# Removing surface rust from chisels



## stadleroux (Apr 18, 2018)

I gathered all the chisels lying around in the garage yesterday to see if I could clean them up a bit. They hadn't been used for at least eight years, but probably many more, so they had quite bit of surface rust on them. They still need sharpening and some of them have gouges out of the tips, but considering how cheap it was to clean them, I think they cleaned up quite well!

This was yesterday:


----------



## stadleroux (Apr 18, 2018)

And here they are today after a good wipe and some WD40:


----------



## gmercer_48083 (Apr 9, 2016)

Noop, One thing that I use, is a small vegetable can with a rolled up sock stuffed into it, with 3 in 1 oil (or sewing machine oil). This allows me to quickly wipe any of my tools (saws, chisels, hand planes) with protective oil. I keep it handy on my bench. I learned it from Paul Sellers (Mastercraftsman), and it will not interfere with any wood finish. WD40 will not protect steel from rusting...it was developed as a cleaning solvent.


----------



## NCPaladin (Aug 7, 2010)

After cleaning to remove embedded rust I suggest a rust converter (converts iron oxide to iron phosphate). Should be available at most hardware or auto parts stores. The rust will turn black when it is converted. You do not need to remove any buildup unless you want to as it also acts like a primer and protects the steel.


----------



## Brian T. (Dec 19, 2012)

Surface rust. English antique tool collectors use a soak in citric acid(lemon sour) or a soak in oxalic acid
then a careful treatment with a wire brush wheel. Most times, tools look like new. I'm impressed.
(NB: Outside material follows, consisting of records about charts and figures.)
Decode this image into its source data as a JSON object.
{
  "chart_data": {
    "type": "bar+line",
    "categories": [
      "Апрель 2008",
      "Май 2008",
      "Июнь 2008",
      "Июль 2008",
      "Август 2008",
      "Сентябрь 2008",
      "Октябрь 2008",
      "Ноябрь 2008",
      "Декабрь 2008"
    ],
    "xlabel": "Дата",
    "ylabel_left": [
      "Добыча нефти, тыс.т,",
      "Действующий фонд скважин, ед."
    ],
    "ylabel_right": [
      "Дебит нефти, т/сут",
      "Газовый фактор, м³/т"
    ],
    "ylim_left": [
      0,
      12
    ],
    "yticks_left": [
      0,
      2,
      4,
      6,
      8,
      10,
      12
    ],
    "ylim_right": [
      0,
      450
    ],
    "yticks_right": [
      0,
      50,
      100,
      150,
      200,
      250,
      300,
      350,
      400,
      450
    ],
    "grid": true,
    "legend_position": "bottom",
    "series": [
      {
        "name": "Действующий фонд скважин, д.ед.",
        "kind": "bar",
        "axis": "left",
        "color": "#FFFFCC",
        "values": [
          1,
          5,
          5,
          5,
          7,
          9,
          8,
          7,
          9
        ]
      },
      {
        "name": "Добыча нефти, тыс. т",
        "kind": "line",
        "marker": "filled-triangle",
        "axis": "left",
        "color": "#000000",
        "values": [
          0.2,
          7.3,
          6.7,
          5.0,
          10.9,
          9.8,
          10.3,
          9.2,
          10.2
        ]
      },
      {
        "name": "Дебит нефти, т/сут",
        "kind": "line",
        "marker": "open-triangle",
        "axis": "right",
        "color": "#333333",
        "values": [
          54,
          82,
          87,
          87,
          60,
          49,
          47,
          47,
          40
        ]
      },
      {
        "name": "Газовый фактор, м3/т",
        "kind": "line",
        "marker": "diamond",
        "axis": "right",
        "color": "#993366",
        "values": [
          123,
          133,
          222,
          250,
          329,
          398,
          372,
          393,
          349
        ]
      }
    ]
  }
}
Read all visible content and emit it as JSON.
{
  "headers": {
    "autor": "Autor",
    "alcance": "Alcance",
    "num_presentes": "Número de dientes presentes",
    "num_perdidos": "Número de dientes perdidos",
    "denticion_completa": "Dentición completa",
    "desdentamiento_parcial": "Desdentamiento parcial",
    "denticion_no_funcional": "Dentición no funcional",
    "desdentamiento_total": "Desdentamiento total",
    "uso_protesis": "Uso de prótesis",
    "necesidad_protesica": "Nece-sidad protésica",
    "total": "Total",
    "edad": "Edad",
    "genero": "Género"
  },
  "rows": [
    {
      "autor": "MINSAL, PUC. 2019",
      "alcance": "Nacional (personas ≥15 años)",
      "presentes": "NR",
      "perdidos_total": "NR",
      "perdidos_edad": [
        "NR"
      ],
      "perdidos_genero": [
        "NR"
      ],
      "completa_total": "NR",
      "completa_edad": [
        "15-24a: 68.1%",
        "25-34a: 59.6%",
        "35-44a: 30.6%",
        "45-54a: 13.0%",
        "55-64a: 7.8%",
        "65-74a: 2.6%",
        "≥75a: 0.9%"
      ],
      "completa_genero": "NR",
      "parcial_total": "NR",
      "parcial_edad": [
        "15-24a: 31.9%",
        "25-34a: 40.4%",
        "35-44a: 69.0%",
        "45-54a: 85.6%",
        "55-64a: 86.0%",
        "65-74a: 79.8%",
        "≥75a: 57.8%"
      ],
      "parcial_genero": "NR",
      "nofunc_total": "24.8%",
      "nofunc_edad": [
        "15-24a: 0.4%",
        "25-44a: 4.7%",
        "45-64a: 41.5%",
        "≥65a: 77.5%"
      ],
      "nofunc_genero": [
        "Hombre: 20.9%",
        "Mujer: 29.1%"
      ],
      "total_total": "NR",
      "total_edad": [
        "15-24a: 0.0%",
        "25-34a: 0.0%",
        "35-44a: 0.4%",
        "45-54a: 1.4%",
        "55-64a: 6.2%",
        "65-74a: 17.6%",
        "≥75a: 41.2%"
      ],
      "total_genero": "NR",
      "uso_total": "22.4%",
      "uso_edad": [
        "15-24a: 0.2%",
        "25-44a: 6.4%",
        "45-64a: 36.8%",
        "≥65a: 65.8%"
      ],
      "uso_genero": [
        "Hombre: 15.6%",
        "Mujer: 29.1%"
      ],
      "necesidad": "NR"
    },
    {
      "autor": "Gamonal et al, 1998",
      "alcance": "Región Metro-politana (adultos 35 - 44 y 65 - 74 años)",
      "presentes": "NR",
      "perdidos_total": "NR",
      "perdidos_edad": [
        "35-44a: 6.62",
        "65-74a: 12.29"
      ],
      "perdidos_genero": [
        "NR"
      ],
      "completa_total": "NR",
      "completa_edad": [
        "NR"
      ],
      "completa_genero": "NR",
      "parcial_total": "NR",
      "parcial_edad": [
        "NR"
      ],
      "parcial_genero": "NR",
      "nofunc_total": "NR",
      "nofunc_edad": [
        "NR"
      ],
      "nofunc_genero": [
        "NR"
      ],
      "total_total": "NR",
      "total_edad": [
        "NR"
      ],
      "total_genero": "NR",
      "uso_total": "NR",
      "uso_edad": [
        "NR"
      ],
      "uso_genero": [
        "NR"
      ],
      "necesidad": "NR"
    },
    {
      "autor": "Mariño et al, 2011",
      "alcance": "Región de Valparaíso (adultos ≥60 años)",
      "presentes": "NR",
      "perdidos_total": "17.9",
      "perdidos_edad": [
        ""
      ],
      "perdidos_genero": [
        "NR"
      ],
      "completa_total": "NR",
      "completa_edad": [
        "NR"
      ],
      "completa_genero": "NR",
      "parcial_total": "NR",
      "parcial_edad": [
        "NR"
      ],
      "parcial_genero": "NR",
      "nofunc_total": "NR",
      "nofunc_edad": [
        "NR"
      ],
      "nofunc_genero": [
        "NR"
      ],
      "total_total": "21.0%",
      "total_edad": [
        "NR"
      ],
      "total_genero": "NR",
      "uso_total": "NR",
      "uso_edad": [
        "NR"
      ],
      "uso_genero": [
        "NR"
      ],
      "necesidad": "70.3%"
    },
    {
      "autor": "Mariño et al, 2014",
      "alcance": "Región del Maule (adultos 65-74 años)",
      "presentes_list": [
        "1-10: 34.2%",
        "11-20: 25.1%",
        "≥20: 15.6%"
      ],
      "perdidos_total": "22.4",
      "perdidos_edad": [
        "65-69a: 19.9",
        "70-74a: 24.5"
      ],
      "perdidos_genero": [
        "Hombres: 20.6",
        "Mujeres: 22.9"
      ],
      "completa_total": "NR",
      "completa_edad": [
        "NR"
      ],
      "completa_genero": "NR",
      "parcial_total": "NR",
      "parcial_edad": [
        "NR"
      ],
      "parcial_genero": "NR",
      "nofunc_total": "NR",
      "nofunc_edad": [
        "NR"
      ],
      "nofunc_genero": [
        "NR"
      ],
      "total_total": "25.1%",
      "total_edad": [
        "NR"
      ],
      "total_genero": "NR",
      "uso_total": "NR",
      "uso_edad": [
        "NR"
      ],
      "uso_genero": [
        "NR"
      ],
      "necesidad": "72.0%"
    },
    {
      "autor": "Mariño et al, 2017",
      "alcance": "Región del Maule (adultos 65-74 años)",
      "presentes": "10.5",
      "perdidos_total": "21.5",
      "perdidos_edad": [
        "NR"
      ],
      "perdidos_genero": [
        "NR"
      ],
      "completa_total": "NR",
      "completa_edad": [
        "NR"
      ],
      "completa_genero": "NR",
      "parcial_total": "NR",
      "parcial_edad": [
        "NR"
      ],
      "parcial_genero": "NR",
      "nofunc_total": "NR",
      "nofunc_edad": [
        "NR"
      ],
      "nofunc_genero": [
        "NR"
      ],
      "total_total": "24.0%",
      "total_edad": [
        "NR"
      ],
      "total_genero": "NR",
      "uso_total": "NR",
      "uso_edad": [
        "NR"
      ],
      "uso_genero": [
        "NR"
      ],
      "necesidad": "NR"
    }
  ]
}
I have several pieces of flannel cloth that get a few drips of 3-in-1 sewing machine (40W) oil every year.
After every hunt, guns get warmed up, dried, cleaned and wiped down with "the rag."
Never a spec of rust.

Over the years, I have accumulated a lot of very good wood carving tools. 
The adze blades are $100+ each and I have no plans to see them rust.
Same kind of flannel cloth rag and good ol' Pennzoil 5W30.

Just a wipe or two. Not enough so's you would notice. Works really well.


----------



## TomCT2 (May 16, 2014)

/quote
WD-40 literally stands for
"*W*ater *D*isplacement *40*th " attempt. That's the name straight out of the lab book used by the chemist who helped develop WD-40 back in 1953. Norman Larsen was attempting to concoct a formula to prevent corrosion, a task which is done by displacing water.
/unquote

sounds like a rust preventative to me.


----------



## Brian T. (Dec 19, 2012)

When you read the MSDS sheet for WD-40, you see that not all the components evaporate at the same time.
That means that WD-40 does not stay "WD-40" for very long. The residue should be replaced by an oil film.
That isn't hard to do, as you know. A wipe or two with "The Rag" and the oil film will seal the surface very evenly.
Mineral oils don't oxidize easily like vegetable oils do. Fairly long term reliability.

I needed both a rust sealer and a lubricant.
The process used by the professionals was to wash all the crap dust away with WD-40. Really flush things out.
These were $185 door lock mechanisms. Four of them.
Next came a rattle can of foaming oil lube called Fluid Film. That stuff went everywhere.
At the end of the day, like new.

I'm guessing that the Fluid Film, sprayed into a folded rag, just might be a long term fix against rust.


----------



## Steve Neul (Sep 2, 2011)

I think I would have sanded them with an orbital sander with 220 grit paper and hand sanded the front of the gouge. Then use a lightweight oil.


----------



## holtzdreher (Jul 20, 2016)

I keep a pack of 0000 steel wool around for such cleaning and rust to tough for that gets a wire brush treatment. . Then a coating of good machine oil that has been mixed with a couple drops of bar oil. Machine oil evaporates too fast. The bar oil sticks like glue and doesn't evaporate for years. My dad used straight 40 wt motor oil on tools he did not expect to use for a year or more. Outside stuff was coated with drain oil. I keep a piece of flannel that has been moistened very slightly with machine oil and wipe the lathe knives down after a session.


----------



## stadleroux (Apr 18, 2018)

Robson Valley said:


> Surface rust. English antique tool collectors use a soak in citric acid(lemon sour) or a soak in oxalic acid
> then a careful treatment with a wire brush wheel. Most times, tools look like new. I'm impressed.
> 
> I have several pieces of flannel cloth that get a few drips of 3-in-1 sewing machine (40W) oil every year.
> ...


Thank you, after watching this comparative video 



 , I used vinegar! It was only regular food grade, however, and the acidity was 5%, while I understand a cleaning grade with an acidity of 10% may also be available. This might work faster, but I'm happy with the final result. :grin: I also added some of the unpainted bolts and nuts keeping my Emco Star combination machine together, and they came out really well.


----------